Rutgers graduate students presented their findings on “Effectiveness of AI-assisted report assessments: A case study of the United Nations Development Program,” at the American Association for the Advancement of Science (AAAS) Annual Meeting’s poster competition in Phoenix, AZ in mid-February.
The project is being undertaken by Rutgers graduate students Raquel Padilla (PhD Planning and Public Policy), Sandra Jae-Ah Chung (MPP/MCRP candidate), Hemali Angne (PhD Computer Science), and Bloustein School Professor Hal Salzman, all part of the Rutgers SOCRATES (Socially Cognizant Robotics for a Technologically-Enhanced Society) research group. The project is in collaboration with the United Nations Development Programme (UNDP) through their Independent Evaluation Office (IEO).

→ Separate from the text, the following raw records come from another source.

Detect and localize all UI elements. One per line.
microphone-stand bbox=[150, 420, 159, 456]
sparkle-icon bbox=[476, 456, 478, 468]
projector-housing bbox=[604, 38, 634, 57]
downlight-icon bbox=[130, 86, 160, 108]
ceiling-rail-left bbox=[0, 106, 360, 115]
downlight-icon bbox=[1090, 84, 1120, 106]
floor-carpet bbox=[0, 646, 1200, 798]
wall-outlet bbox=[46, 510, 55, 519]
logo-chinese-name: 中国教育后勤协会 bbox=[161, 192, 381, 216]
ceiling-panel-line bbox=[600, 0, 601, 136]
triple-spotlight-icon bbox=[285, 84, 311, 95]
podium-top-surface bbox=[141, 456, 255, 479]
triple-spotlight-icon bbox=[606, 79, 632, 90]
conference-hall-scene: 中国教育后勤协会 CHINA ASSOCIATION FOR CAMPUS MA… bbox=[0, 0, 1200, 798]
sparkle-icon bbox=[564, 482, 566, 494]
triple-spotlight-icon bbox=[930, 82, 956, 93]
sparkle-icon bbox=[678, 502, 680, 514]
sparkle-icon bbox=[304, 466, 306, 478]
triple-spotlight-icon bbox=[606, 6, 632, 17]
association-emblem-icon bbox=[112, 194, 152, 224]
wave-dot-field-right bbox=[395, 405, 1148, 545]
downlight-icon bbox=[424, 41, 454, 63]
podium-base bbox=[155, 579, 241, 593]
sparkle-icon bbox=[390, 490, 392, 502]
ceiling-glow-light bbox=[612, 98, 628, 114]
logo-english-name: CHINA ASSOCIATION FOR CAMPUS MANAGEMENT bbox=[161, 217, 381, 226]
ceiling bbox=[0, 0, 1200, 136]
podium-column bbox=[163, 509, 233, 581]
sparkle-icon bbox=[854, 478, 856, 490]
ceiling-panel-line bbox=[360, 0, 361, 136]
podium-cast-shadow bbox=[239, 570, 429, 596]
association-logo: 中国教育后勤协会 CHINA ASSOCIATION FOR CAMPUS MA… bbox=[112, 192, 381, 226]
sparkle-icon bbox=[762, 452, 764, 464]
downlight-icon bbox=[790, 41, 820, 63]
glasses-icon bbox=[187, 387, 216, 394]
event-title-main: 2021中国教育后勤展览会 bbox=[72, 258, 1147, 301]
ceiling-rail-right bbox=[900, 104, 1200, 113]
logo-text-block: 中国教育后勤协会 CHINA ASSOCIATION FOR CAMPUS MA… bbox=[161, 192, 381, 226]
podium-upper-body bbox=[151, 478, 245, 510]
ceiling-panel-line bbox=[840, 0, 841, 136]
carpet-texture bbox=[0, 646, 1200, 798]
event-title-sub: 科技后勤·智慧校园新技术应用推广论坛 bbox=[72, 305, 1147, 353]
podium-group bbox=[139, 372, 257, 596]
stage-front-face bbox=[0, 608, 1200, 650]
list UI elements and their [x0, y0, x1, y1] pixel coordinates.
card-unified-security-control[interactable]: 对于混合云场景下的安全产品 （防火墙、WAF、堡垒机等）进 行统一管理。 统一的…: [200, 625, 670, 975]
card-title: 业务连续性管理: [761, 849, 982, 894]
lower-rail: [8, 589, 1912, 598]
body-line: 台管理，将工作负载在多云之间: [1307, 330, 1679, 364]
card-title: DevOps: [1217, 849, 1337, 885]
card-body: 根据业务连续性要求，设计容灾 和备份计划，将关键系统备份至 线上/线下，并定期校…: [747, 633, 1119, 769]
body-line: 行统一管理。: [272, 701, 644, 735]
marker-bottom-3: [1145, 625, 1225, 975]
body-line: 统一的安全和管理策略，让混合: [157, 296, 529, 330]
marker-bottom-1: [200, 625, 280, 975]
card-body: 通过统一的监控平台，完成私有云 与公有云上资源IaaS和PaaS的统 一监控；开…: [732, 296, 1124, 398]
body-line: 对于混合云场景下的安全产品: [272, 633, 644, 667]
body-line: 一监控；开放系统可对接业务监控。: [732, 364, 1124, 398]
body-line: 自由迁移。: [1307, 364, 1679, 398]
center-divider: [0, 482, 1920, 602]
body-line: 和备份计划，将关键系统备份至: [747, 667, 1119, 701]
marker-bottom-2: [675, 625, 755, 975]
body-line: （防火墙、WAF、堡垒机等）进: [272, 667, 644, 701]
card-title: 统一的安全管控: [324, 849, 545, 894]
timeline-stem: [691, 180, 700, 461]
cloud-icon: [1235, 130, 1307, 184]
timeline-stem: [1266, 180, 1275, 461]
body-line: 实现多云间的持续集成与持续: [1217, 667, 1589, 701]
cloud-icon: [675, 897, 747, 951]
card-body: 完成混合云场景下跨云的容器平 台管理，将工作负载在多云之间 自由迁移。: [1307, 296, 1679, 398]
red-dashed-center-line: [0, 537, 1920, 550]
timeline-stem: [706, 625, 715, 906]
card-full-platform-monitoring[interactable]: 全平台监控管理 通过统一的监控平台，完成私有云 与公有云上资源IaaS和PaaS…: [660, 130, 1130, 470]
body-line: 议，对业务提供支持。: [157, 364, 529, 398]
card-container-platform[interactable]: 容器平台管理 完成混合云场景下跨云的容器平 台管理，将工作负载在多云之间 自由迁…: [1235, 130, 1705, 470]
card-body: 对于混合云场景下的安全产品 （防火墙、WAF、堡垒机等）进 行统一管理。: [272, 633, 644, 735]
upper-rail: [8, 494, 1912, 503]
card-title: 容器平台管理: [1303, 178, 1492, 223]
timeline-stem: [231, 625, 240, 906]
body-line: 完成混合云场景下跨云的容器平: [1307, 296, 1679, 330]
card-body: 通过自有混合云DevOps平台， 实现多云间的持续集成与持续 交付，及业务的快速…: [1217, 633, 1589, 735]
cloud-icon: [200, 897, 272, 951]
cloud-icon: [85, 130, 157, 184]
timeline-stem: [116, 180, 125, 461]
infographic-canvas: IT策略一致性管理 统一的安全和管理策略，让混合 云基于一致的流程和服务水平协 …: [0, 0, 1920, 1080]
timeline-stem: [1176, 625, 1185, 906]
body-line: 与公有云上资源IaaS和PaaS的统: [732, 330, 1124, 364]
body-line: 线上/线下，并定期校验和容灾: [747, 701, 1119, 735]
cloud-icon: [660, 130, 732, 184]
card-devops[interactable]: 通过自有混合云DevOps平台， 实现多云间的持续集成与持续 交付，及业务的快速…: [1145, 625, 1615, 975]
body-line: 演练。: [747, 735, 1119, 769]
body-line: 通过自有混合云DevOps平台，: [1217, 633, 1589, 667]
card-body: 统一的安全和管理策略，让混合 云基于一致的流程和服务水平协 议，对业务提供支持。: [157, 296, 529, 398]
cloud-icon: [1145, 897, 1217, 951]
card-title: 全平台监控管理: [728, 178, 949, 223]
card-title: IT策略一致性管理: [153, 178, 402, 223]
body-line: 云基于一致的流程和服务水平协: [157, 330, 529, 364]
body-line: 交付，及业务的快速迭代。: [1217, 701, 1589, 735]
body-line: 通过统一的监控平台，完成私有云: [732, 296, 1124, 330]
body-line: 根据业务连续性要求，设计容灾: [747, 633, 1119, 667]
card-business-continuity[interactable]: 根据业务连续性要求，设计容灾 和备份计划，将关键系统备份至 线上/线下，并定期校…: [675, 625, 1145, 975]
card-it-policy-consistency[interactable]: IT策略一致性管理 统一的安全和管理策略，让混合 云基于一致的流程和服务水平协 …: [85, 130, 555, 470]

Hemali Angne is presenting at the AAAS poster competition before the judging panel.
The study assesses the effectiveness of an AI tool based on a large language model (LLM), conducting quality assessments of UN project evaluation reports. Initial findings indicate that the language used in AI-generated assessments is more constrained than that of human reviewers. Furthermore, AI outputs lack nuance and context-awareness.
These limitations affect the usefulness of quality assessments in improving the reports and providing feedback to the development projects. This also raises the question of whether incorporating AI will effectively reduce operating costs or instead add new technology expenses that, while they provide improvements, still require a “human-in-the-loop.” The researchers suggest these findings have broader implications for the use of AI in knowledge work.

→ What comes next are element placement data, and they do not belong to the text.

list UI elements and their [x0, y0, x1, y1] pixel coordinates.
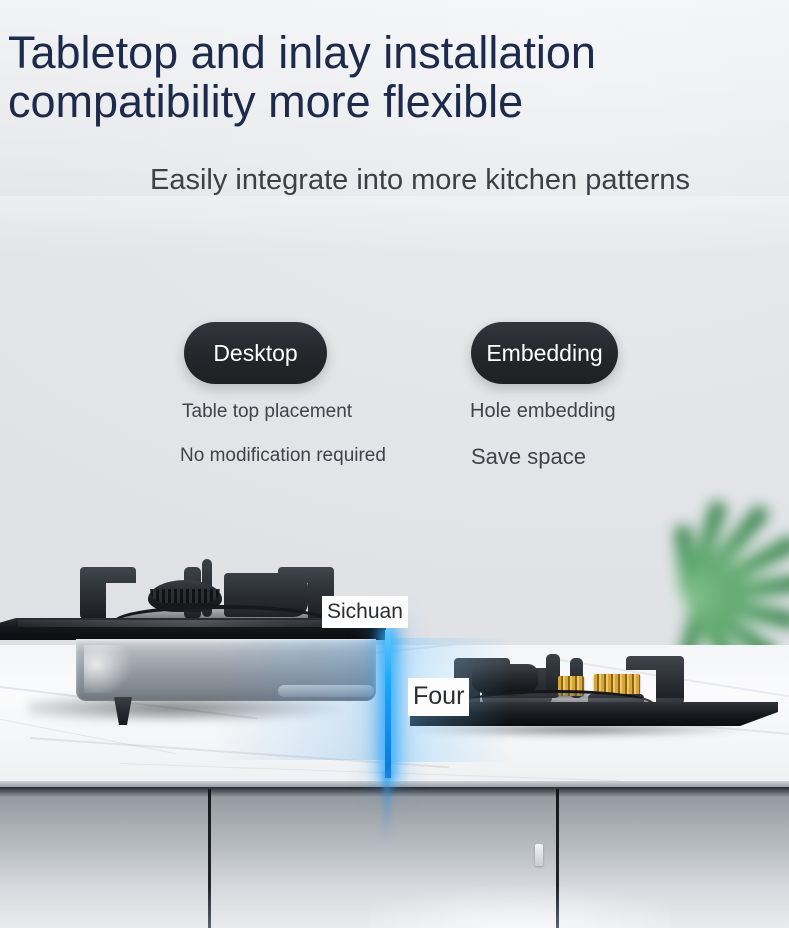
- cabinet-handle[interactable]: [535, 844, 543, 866]
- caption-desktop-line1: Table top placement: [182, 401, 352, 423]
- cabinet-seam: [556, 789, 559, 928]
- page-title: Tabletop and inlay installation compatib…: [8, 28, 708, 126]
- page-subtitle: Easily integrate into more kitchen patte…: [150, 163, 690, 197]
- glass-panel-sheen: [18, 620, 368, 627]
- caption-embedding-line2: Save space: [471, 444, 586, 470]
- caption-embedding-line1: Hole embedding: [470, 400, 616, 423]
- kitchen-cabinets: [0, 787, 789, 928]
- tabletop-stove-product: [0, 545, 388, 745]
- cabinet-top-shadow: [0, 787, 789, 797]
- overlay-label-right: Four: [408, 678, 469, 716]
- badge-desktop[interactable]: Desktop: [184, 322, 327, 384]
- divider-beam-tail: [384, 770, 390, 840]
- pan-support-left: [80, 567, 136, 619]
- caption-desktop-line2: No modification required: [180, 445, 386, 467]
- body-tray: [278, 685, 374, 697]
- badge-embedding[interactable]: Embedding: [471, 322, 618, 384]
- cabinet-floor-glow: [370, 883, 670, 928]
- cabinet-seam: [208, 789, 211, 928]
- stove-shadow: [418, 724, 768, 738]
- marble-vein: [120, 763, 620, 781]
- burner-cap-ribs: [150, 589, 220, 603]
- divider-beam: [385, 630, 391, 778]
- overlay-label-left: Sichuan: [322, 596, 408, 628]
- body-highlight: [84, 645, 144, 693]
- product-feature-banner: Tabletop and inlay installation compatib…: [0, 0, 789, 928]
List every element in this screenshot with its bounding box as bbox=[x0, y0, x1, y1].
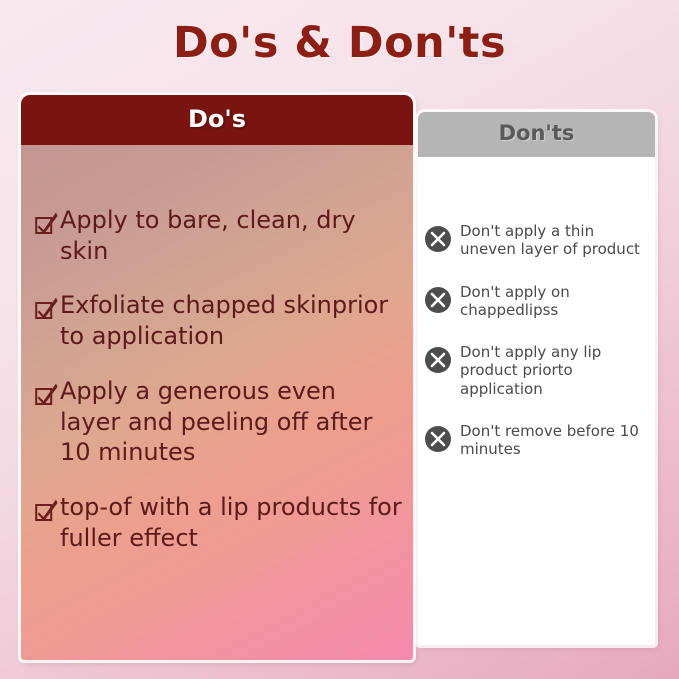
dos-item-label: top-of with a lip products for fuller ef… bbox=[60, 492, 402, 553]
donts-list: Don't apply a thin uneven layer of produ… bbox=[424, 222, 650, 483]
donts-item-label: Don't apply any lip product priorto appl… bbox=[460, 343, 646, 398]
circle-x-icon bbox=[424, 425, 452, 453]
dos-panel-header: Do's bbox=[21, 95, 413, 145]
list-item: top-of with a lip products for fuller ef… bbox=[35, 492, 403, 553]
checkbox-check-icon bbox=[35, 295, 59, 323]
donts-header-label: Don'ts bbox=[418, 121, 655, 145]
circle-x-icon bbox=[424, 286, 452, 314]
checkbox-check-icon bbox=[35, 381, 59, 409]
circle-x-icon bbox=[424, 346, 452, 374]
list-item: Apply a generous even layer and peeling … bbox=[35, 376, 403, 468]
circle-x-icon bbox=[424, 225, 452, 253]
list-item: Don't apply on chappedlipss bbox=[424, 283, 650, 320]
list-item: Don't apply a thin uneven layer of produ… bbox=[424, 222, 650, 259]
checkbox-check-icon bbox=[35, 210, 59, 238]
dos-list: Apply to bare, clean, dry skin Exfoliate… bbox=[35, 205, 403, 577]
dos-panel-body: Apply to bare, clean, dry skin Exfoliate… bbox=[21, 145, 413, 660]
donts-panel-body: Don't apply a thin uneven layer of produ… bbox=[418, 157, 655, 645]
dos-panel: Do's Apply to bare, clean, dry skin bbox=[21, 95, 413, 660]
dos-item-label: Exfoliate chapped skinprior to applicati… bbox=[60, 290, 402, 351]
list-item: Don't remove before 10 minutes bbox=[424, 422, 650, 459]
donts-panel-header: Don'ts bbox=[418, 112, 655, 157]
page-title: Do's & Don'ts bbox=[0, 18, 679, 68]
list-item: Exfoliate chapped skinprior to applicati… bbox=[35, 290, 403, 351]
dos-item-label: Apply a generous even layer and peeling … bbox=[60, 376, 402, 468]
donts-item-label: Don't apply a thin uneven layer of produ… bbox=[460, 222, 646, 259]
donts-item-label: Don't remove before 10 minutes bbox=[460, 422, 646, 459]
dos-header-label: Do's bbox=[21, 105, 413, 133]
list-item: Apply to bare, clean, dry skin bbox=[35, 205, 403, 266]
list-item: Don't apply any lip product priorto appl… bbox=[424, 343, 650, 398]
dos-item-label: Apply to bare, clean, dry skin bbox=[60, 205, 402, 266]
checkbox-check-icon bbox=[35, 497, 59, 525]
donts-panel: Don'ts Don't apply a thin uneven layer o… bbox=[418, 112, 655, 645]
donts-item-label: Don't apply on chappedlipss bbox=[460, 283, 646, 320]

The UNDP funds a diverse set of projects, ranging from conserving biodiversity to increasing participation in local governance, in different countries. Country offices prepare evaluation reports on these projects. The quality assessment of these reports is functional in improving the projects and giving feedback to country offices. The IEO currently hires external reviewers for this task, with a cost of around $180,000 per year. To reduce operational costs, the IEO is looking to replace reviewers with an AI tool, specifically a general-purpose LLM guided by prompts.

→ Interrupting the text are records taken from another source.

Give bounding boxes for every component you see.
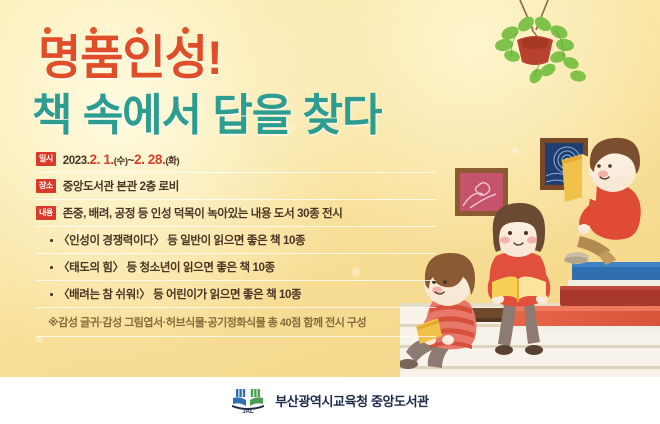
poster-note: ※감성 글귀·감성 그림엽서·허브식물·공기정화식물 총 40점 함께 전시 구… xyxy=(48,314,366,330)
info-row-content: 내용 존중, 배려, 공정 등 인성 덕목이 녹아있는 내용 도서 30종 전시 xyxy=(36,199,436,226)
info-text-date: 2023.2. 1.(수)~2. 28.(화) xyxy=(63,152,180,167)
poster-note-row: ※감성 글귀·감성 그림엽서·허브식물·공기정화식물 총 40점 함께 전시 구… xyxy=(36,307,436,337)
illustration xyxy=(400,0,660,377)
stacked-books xyxy=(462,262,660,331)
bullet-text: 〈태도의 힘〉 등 청소년이 읽으면 좋은 책 10종 xyxy=(58,259,275,275)
bullet-item: 〈배려는 참 쉬워!〉 등 어린이가 읽으면 좋은 책 10종 xyxy=(36,280,436,307)
date-start: 2. 1. xyxy=(90,152,114,167)
floor-steps xyxy=(400,303,660,377)
child-reading-top xyxy=(562,138,641,265)
badge-place: 장소 xyxy=(36,179,56,193)
info-text-content: 존중, 배려, 공정 등 인성 덕목이 녹아있는 내용 도서 30종 전시 xyxy=(63,205,343,221)
bullet-item: 〈인성이 경쟁력이다〉 등 일반이 읽으면 좋은 책 10종 xyxy=(36,226,436,253)
poster-footer: JAL 부산광역시교육청 중앙도서관 xyxy=(0,377,660,424)
jal-library-logo-icon: JAL xyxy=(231,388,265,414)
logo-text: JAL xyxy=(243,409,255,414)
poster-body: 명품인성! 책 속에서 답을 찾다 일시 2023.2. 1.(수)~2. 28… xyxy=(0,0,660,377)
poster-root: 명품인성! 책 속에서 답을 찾다 일시 2023.2. 1.(수)~2. 28… xyxy=(0,0,660,424)
bullet-item: 〈태도의 힘〉 등 청소년이 읽으면 좋은 책 10종 xyxy=(36,253,436,280)
child-reading-middle xyxy=(488,203,551,355)
date-end: 2. 28. xyxy=(134,152,165,167)
date-start-day: (수) xyxy=(114,156,128,167)
info-row-place: 장소 중앙도서관 본관 2층 로비 xyxy=(36,172,436,199)
date-year: 2023. xyxy=(63,155,90,167)
date-end-day: (화) xyxy=(165,156,179,167)
hanging-plant-icon xyxy=(494,0,587,86)
picture-frame-pink xyxy=(455,168,508,216)
bullet-dot-icon xyxy=(50,293,53,296)
badge-date: 일시 xyxy=(36,152,56,166)
poster-info-block: 일시 2023.2. 1.(수)~2. 28.(화) 장소 중앙도서관 본관 2… xyxy=(36,146,436,337)
picture-frame-blue xyxy=(540,138,588,190)
info-row-date: 일시 2023.2. 1.(수)~2. 28.(화) xyxy=(36,146,436,172)
bullet-dot-icon xyxy=(50,239,53,242)
poster-title-primary: 명품인성! xyxy=(38,34,222,81)
bullet-text: 〈배려는 참 쉬워!〉 등 어린이가 읽으면 좋은 책 10종 xyxy=(58,286,301,302)
bullet-text: 〈인성이 경쟁력이다〉 등 일반이 읽으면 좋은 책 10종 xyxy=(58,232,305,248)
bullet-dot-icon xyxy=(50,266,53,269)
poster-title-secondary: 책 속에서 답을 찾다 xyxy=(32,94,382,138)
info-text-place: 중앙도서관 본관 2층 로비 xyxy=(63,178,179,194)
badge-content: 내용 xyxy=(36,206,56,220)
footer-organization-name: 부산광역시교육청 중앙도서관 xyxy=(275,391,429,410)
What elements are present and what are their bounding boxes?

The team at Rutgers conducted qualitative and linguistic analyses of AI outputs, finding shortcomings in the content. The main finding was that the AI struggled with implicit and culturally-specific content, which is essential for an international organization such as the UNDP. AI-generated comments were monotonous and repetitive, not reflecting the diversity of the reports. This was confirmed in a linguistic analysis, which uses a computer model to arrange comments of different reports into a cohesive “linguistic map.”
Comments that share similarities get positioned closer together, while dissimilar comments are located farther apart. The analysis showed that the pool of AI comments was much closer together than the human pool.

A linguistic map of AI and human comments on a set of reports.
These gaps suggest that general purpose AI systems have limitations in tasks like report assessment. Rather than reducing costs, such tools may shift work back onto humans, increasing time and effort to interpret and correct AI outputs.